Ron Emerson, president of the group, which specializes in confidential industrial land acquisitions, confirmed he signed the option-to-purchase agreements with five large-scale farmers, most of whom are growing blueberries, with some producing root vegetables.

"There is a shortage of land for Gateway; that was what sparked our interest," Emerson said, adding the development would limit the number of trucks on the road.

"It should help traffic around the Lower Mainland. We understand what Gateway needs and we understand this makes a lot of sense."

Richmond Mayor Malcolm Brodie earlier this year criticized Port Metro Vancouver's quiet purchase in 2009 of the Gilmore Farm - 198 acres (80 hectares) of ALR land in Richmond near the Fraser River, adjacent to an existing port terminal.

Harold Steves, Richmond councillor and vice-chair of Metro Vancouver's regional planning and agriculture committee, said the option-to-purchase deal would compromise "the richest farm land in all of Canada" and lead to traffic congestion well into neighbouring municipalities.

"It's going to have tremendous implications to the entire region if it goes ahead," he said. "There will be opposition through the whole Lower Mainland, not just Delta."

Emerson noted there are still technical issues to be worked out, such as how the industrial land will fit in with the port terminal and rail yards. The bigger question is whether the land will be exempted from the ALR.

Huntington noted the option-to-purchase agreement will expire after the next provincial election.

The B.C. Agriculture Ministry distanced itself from the issue on Tuesday.

"The ALC [Agricultural Land Commission] looks at many factors when carrying out its mandate, and each application has its own distinct set of circumstances and is considered on its own merits," the ministry said in a statement.

"Government does not interfere in the independent decision-making process of the ALC."

Huntington said it appears the developers eventually hope to acquire all Delta lands in the agricultural tri-angle between Highway 17 and Deltaport Way, and have the support of the province.

The land abuts the Tsawwassen First Nation land that is now slated for industrial and commercial development. It also sits next to land previously bought in 2009 by BC Rail under its mandate to acquire port-related land.

"Port-related corporations like CN Rail, CP Rail and Western [are] working with developers who are actively seeking prime land in the Agricultural Land Reserve," Huntington said.

"The potential loss is even greater than the 512 acres (207 hectares) of ALR lost to the Tsawwassen Treaty.

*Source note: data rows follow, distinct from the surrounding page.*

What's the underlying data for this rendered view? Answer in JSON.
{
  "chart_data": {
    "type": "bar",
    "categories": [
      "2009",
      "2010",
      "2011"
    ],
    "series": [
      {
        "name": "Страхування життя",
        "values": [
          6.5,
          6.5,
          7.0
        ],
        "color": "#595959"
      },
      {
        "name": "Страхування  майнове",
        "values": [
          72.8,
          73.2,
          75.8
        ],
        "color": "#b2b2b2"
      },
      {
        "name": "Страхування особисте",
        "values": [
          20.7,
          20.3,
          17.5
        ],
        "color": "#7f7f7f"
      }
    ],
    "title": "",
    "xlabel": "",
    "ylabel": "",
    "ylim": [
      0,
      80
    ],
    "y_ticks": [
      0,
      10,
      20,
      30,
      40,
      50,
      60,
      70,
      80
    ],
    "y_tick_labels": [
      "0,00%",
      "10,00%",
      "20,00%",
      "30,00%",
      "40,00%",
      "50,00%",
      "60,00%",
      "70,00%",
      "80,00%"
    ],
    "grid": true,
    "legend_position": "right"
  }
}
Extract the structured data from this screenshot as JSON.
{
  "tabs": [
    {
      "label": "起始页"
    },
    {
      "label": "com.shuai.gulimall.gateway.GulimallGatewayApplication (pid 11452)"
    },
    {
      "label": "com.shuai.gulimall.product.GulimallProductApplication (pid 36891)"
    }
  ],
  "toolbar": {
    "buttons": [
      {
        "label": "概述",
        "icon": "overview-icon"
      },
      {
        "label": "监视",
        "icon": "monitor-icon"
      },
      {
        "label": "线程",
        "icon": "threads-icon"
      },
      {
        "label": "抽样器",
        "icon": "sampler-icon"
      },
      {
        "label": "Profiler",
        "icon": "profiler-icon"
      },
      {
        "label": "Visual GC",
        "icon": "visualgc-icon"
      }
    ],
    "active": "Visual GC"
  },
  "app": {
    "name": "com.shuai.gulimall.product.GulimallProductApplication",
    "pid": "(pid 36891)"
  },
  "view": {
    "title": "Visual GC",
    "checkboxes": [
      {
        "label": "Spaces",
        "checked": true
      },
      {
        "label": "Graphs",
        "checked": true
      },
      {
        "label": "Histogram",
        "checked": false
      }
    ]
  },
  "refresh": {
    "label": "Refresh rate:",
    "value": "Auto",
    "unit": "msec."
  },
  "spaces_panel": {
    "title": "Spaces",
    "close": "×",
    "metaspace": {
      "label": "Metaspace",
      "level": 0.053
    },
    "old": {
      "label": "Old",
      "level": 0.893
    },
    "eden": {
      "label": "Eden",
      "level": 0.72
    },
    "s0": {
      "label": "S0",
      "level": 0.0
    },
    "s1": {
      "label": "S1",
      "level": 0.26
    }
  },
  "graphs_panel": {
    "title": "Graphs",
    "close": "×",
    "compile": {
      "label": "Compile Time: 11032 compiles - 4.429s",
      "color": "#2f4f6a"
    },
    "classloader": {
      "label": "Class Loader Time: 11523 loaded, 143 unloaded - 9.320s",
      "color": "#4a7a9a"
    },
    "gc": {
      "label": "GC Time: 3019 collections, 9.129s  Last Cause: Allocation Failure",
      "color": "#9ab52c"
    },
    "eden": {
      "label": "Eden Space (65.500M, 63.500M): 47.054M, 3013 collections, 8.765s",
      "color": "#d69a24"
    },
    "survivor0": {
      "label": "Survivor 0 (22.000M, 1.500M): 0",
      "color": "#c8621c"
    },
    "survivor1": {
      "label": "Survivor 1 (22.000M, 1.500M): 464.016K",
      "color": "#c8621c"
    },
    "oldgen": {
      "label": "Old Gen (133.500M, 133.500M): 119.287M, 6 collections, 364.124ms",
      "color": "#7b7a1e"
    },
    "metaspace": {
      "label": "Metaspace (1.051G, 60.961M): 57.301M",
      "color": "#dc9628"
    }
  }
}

The combined loss could reach over 1,000 acres (405 hectares). The targeted land is some of the best agricultural soil in Canada."

The BC Gateway Transportation Strategy released earlier this week supports private-sector investments in new "transload" and integrated logistics facilities, she said, along with $2-billion in improvements to the pro-posed Roberts Bank Terminal 2.

She noted the provincial government's Pacific Gateway and B.C. Ports Strategies also include the mandate to acquire land for strategic port-related industry.

She said while there is no doubt the plans would increase port capacity and efficiency, "this is the wrong place and the wrong land."

She noted the optioned properties were part of the Roberts Bank Backup lands - farmland that was expropriated in 1968 for port development.

In the late 1990s to early 2000s, the province sold the land back to farmers for an average of $10,000 per acre. A decade later, the land is being optioned at an average of $185,000 per acre.

"Few people would turn down this kind of money, especially when it's clear the ALR means so little to our government," says Huntington. "It's disappointing, though, when even our pioneer farming families don't fight this destruction of farmland."